Mais comme on n’a pas le souvenir que la presse française ait consacré quatre pleines pages aussi bien documentées et illustrées à cet élève de Vincent d’Indy, fauché dans la fleur de l’âge (il avait 49 ans) après une vie parsemée de tragédies, on ne peut que rendre grâce à Roger Nichols et à la rédaction de BBC Music Magazine pour leur réhabilitation.

À vrai dire, on ne comprend pas qu’on puisse encore parler, un siècle après sa mort, d’un compositeur « totally unknown« . On sait que les programmateurs de concerts, les orchestres, les chefs, ne sont pas toujours des foudres d’imagination, et en France, on continue de faire une sorte de complexe de promouvoir, de faire jouer, d’évoquer même la musique française (quoique les mauvaises habitudes commencent à s’estomper…).

Il a fallu quelques personnalités plus hardies que d’autres, Ernest Ansermet, Michel Plasson, Jean-Yves Ossonce, Thomas Sanderling, pour faire découvrir un symphoniste audacieux.
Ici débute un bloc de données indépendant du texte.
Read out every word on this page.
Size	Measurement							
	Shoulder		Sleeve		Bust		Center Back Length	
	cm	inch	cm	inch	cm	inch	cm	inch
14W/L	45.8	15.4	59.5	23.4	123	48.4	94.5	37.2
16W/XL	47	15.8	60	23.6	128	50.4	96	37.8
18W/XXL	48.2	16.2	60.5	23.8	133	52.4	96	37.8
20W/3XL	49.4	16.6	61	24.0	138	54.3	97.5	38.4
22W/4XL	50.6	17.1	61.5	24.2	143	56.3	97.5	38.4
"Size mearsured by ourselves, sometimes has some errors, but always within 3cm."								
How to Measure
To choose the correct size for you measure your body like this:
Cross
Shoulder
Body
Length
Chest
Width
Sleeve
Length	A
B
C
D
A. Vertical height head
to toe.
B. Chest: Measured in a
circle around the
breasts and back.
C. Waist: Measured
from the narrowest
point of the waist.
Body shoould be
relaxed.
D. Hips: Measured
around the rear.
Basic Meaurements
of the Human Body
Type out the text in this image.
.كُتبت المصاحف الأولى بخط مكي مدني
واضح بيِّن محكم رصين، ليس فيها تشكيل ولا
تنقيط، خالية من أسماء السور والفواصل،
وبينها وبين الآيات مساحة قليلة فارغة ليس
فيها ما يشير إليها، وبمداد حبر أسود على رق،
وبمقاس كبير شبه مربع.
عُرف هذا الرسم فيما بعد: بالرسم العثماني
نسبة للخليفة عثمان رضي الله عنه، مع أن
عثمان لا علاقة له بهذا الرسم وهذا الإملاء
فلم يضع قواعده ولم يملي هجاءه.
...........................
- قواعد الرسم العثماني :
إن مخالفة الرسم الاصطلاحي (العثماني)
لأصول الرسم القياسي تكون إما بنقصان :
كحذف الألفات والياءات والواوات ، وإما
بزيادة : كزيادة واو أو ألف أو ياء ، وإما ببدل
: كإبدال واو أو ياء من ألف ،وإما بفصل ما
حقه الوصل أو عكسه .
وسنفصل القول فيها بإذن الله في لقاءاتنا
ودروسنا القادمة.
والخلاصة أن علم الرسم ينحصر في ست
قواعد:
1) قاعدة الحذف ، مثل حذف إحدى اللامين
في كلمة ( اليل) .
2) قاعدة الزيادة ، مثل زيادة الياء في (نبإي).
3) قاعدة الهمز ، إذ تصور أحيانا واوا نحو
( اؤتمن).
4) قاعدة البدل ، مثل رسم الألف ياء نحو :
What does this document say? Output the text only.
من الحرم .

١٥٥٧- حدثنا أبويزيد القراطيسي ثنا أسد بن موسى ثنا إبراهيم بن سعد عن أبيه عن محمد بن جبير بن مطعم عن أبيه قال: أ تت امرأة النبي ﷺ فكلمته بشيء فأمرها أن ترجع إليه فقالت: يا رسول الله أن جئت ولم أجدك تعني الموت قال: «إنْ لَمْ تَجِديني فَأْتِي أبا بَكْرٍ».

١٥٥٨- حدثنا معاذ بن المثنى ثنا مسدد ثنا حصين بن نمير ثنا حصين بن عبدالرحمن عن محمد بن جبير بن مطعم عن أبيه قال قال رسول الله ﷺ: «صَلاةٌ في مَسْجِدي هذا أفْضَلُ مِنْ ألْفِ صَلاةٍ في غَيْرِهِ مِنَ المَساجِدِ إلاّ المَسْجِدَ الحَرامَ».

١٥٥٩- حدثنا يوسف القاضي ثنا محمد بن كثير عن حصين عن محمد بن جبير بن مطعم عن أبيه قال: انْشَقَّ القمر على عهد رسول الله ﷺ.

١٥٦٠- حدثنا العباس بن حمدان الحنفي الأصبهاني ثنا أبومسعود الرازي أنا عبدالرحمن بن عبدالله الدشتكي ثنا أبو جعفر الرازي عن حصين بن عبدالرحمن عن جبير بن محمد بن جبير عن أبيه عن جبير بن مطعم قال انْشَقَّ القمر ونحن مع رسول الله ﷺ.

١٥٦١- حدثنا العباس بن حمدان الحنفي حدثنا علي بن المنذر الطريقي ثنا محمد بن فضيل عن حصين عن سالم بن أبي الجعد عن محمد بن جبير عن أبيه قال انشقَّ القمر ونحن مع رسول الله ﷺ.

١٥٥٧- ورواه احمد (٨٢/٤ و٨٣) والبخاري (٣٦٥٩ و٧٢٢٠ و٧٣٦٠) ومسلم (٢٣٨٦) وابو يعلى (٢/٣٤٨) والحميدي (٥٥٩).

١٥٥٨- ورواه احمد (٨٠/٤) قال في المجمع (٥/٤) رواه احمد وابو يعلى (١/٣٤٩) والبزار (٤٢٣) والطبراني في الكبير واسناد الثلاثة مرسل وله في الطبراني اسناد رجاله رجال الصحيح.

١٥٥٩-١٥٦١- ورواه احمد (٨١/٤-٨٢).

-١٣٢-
Je me rappelle, avec l’orchestre philharmonique de Liège, une Première symphonie dirigée par Alexandre Dmitriev (Harry Halbreich n’en revenait pas d’entendre dans sa chère salle des Beaux Arts de Bruxelles cette… création belge !), et à plusieurs reprises l’extraordinaire Hymne à la Justice, avec Louis Langrée notamment, un authentique chef-d’oeuvre inspiré à Magnard par l’affaire Dreyfus.

https://www.youtube.com/watch?v=CzTsXmtsqsc

(Ici dans la version de Michel Plasson et du Capitole de Toulouse)

On regrette qu’aucun éditeur n’ait proposé une intégrale de l’oeuvre de Magnard. Il faut se contenter de coffrets et de CD séparés, mais tous de belle facture. Mon choix est plus subjectif que celui de Roger Nichols, mais rien que de l’indispensable !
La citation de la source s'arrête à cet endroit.